What then is a rational view of psychopharmacology, of the limited resource that is available to us at this time? Medications are often useful tools, especially when employed within a holistic, humanistic, therapeutic practice. Mania, depression, anxiety, insomnia, erectile dysfunction, difficulties with concentration, fatigue, confusional states, paranoia, delusions, some forms of substance abuse, and other behavioral manifestations are truly amenable to improvement in mindfulness and functionality.

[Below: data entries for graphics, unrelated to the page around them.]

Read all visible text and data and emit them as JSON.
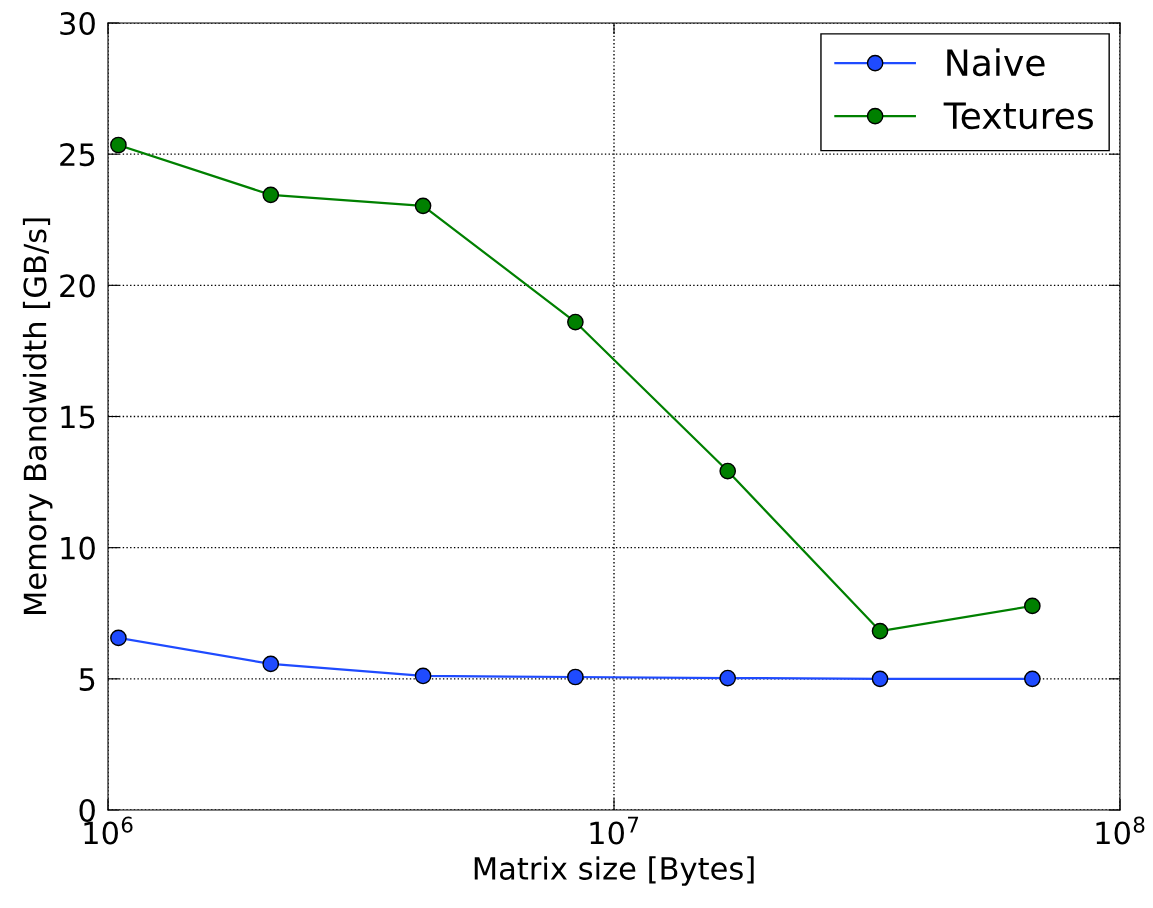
{
  "chart_data": {
    "type": "line",
    "xlabel": "Matrix size [Bytes]",
    "ylabel": "Memory Bandwidth [GB/s]",
    "x": [
      1048576,
      2097152,
      4194304,
      8388608,
      16777216,
      33554432,
      67108864
    ],
    "series": [
      {
        "name": "Naive",
        "color": "#1f4bff",
        "values": [
          6.56,
          5.57,
          5.11,
          5.07,
          5.03,
          5.0,
          5.0
        ]
      },
      {
        "name": "Textures",
        "color": "#008000",
        "values": [
          25.35,
          23.45,
          23.03,
          18.6,
          12.92,
          6.82,
          7.78
        ]
      }
    ],
    "log": "x",
    "xlim": [
      1000000,
      100000000
    ],
    "xticks": [
      {
        "value": 1000000,
        "label": "10$^{6}$"
      },
      {
        "value": 10000000,
        "label": "10$^{7}$"
      },
      {
        "value": 100000000,
        "label": "10$^{8}$"
      }
    ],
    "ylim": [
      0,
      30
    ],
    "yticks": [
      0,
      5,
      10,
      15,
      20,
      25,
      30
    ],
    "grid": true,
    "legend": "top right",
    "marker": "circle",
    "line_style": "solid"
  }
}
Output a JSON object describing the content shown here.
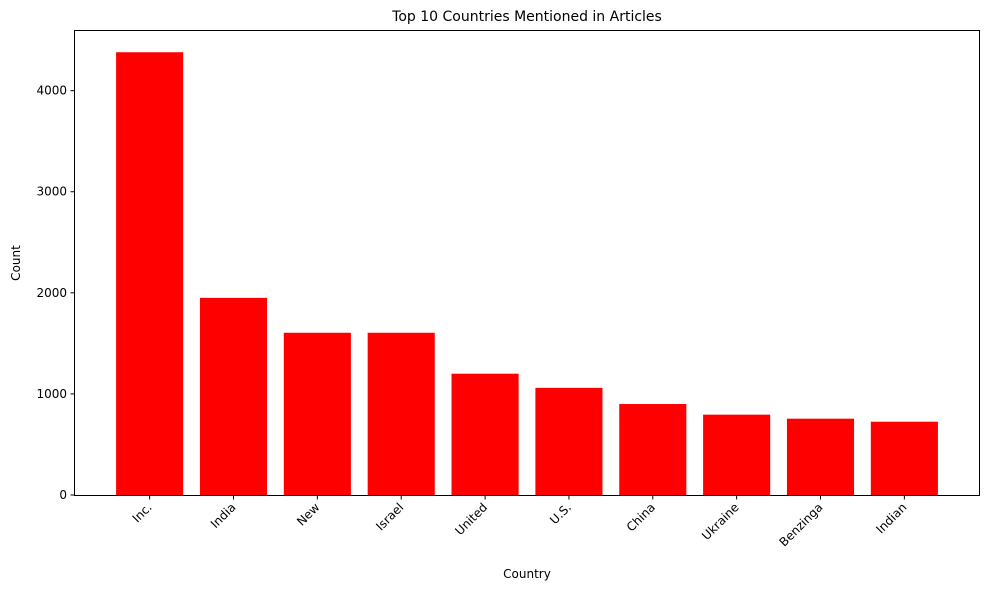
{
  "chart_data": {
    "type": "bar",
    "title": "Top 10 Countries Mentioned in Articles",
    "xlabel": "Country",
    "ylabel": "Count",
    "categories": [
      "Inc.",
      "India",
      "New",
      "Israel",
      "United",
      "U.S.",
      "China",
      "Ukraine",
      "Benzinga",
      "Indian"
    ],
    "values": [
      4380,
      1950,
      1605,
      1605,
      1200,
      1060,
      900,
      795,
      755,
      725
    ],
    "ylim": [
      0,
      4600
    ],
    "yticks": [
      0,
      1000,
      2000,
      3000,
      4000
    ],
    "grid": false,
    "bar_color": "#ff0000"
  }
}
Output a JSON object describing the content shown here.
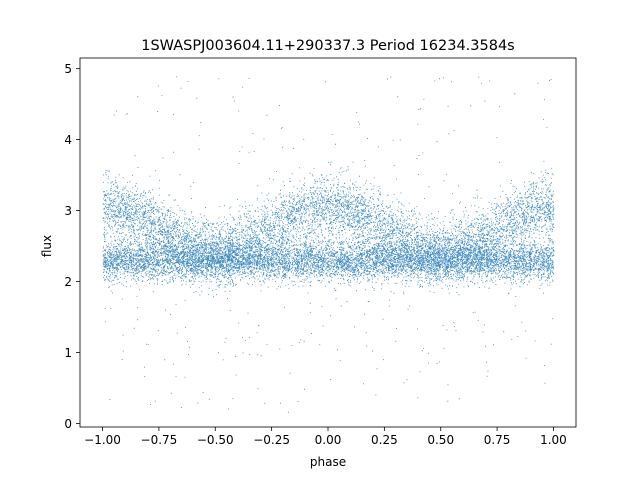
{
  "chart_data": {
    "type": "scatter",
    "title": "1SWASPJ003604.11+290337.3 Period 16234.3584s",
    "xlabel": "phase",
    "ylabel": "flux",
    "xlim": [
      -1.1,
      1.1
    ],
    "ylim": [
      -0.05,
      5.15
    ],
    "xticks": [
      -1.0,
      -0.75,
      -0.5,
      -0.25,
      0.0,
      0.25,
      0.5,
      0.75,
      1.0
    ],
    "xtick_labels": [
      "−1.00",
      "−0.75",
      "−0.50",
      "−0.25",
      "0.00",
      "0.25",
      "0.50",
      "0.75",
      "1.00"
    ],
    "yticks": [
      0,
      1,
      2,
      3,
      4,
      5
    ],
    "ytick_labels": [
      "0",
      "1",
      "2",
      "3",
      "4",
      "5"
    ],
    "grid": false,
    "legend": "none",
    "marker_color": "#1f77b4",
    "description_of_distribution": {
      "phase_range": [
        -1.0,
        1.0
      ],
      "lower_band_center": 2.3,
      "upper_band_center_range": [
        2.45,
        3.05
      ],
      "upper_band_peak_phases": [
        -1.0,
        0.0,
        1.0
      ],
      "upper_band_trough_phases": [
        -0.5,
        0.5
      ],
      "outlier_flux_range": [
        0.15,
        4.9
      ]
    },
    "series": [
      {
        "values_sample": [
          {
            "x": -1.0,
            "y": 2.3
          },
          {
            "x": -1.0,
            "y": 3.0
          },
          {
            "x": -0.5,
            "y": 2.3
          },
          {
            "x": -0.5,
            "y": 2.45
          },
          {
            "x": 0.0,
            "y": 2.3
          },
          {
            "x": 0.0,
            "y": 3.05
          },
          {
            "x": 0.5,
            "y": 2.3
          },
          {
            "x": 0.5,
            "y": 2.45
          },
          {
            "x": 1.0,
            "y": 2.3
          },
          {
            "x": 1.0,
            "y": 3.0
          }
        ]
      }
    ]
  }
}
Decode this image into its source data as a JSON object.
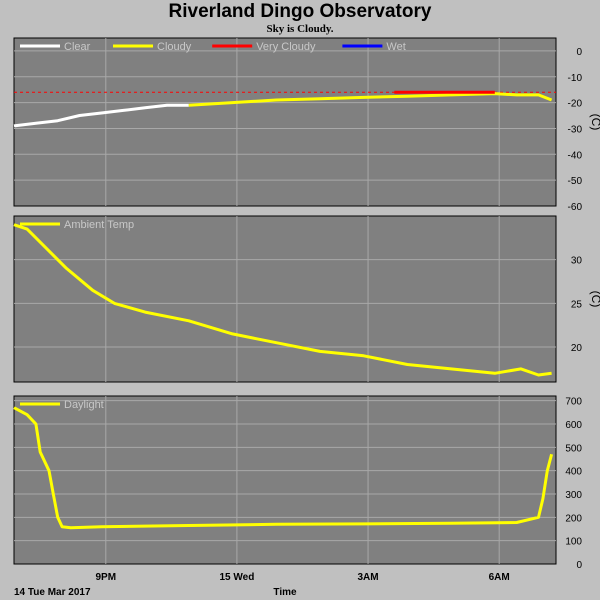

When we do not refer to states of mind as disorders, or diseases, but rather as conditions of mind, potentially useful medications are aimed at those states and not falsely presented as treating and eradicating diseases. Applied respectfully, thoughtfully, and consentfully with full disclosure of expectations, limitations, side effects, long-term problems, and what really is known of how the specific medication works, psychopharmacology has a potentially important role in our lives. Such rationality may result in a diminution of the magic of the placebo effect, an important aspect of all prescription. But that potential loss is offset by the educated view of the consumer. Recognition of the limits of the ability of medication to “cure” difficult states of mind assists with over-expectations, feelings of failure, and assumptions that just taking pills will transform us. This leads to better prescribing and better research.
Gary Greenberg’s book is a very thoughtful contribution. Do read it. As for the Book of Woe, the DSM-5, avoid it. If you are seeing a shrink, work carefully to avoid diagnoses that will haunt you for the rest of your life. Ask to know what he or she intends to put in your records and send to your insurance. At least be aware and wary of the labels, new and old.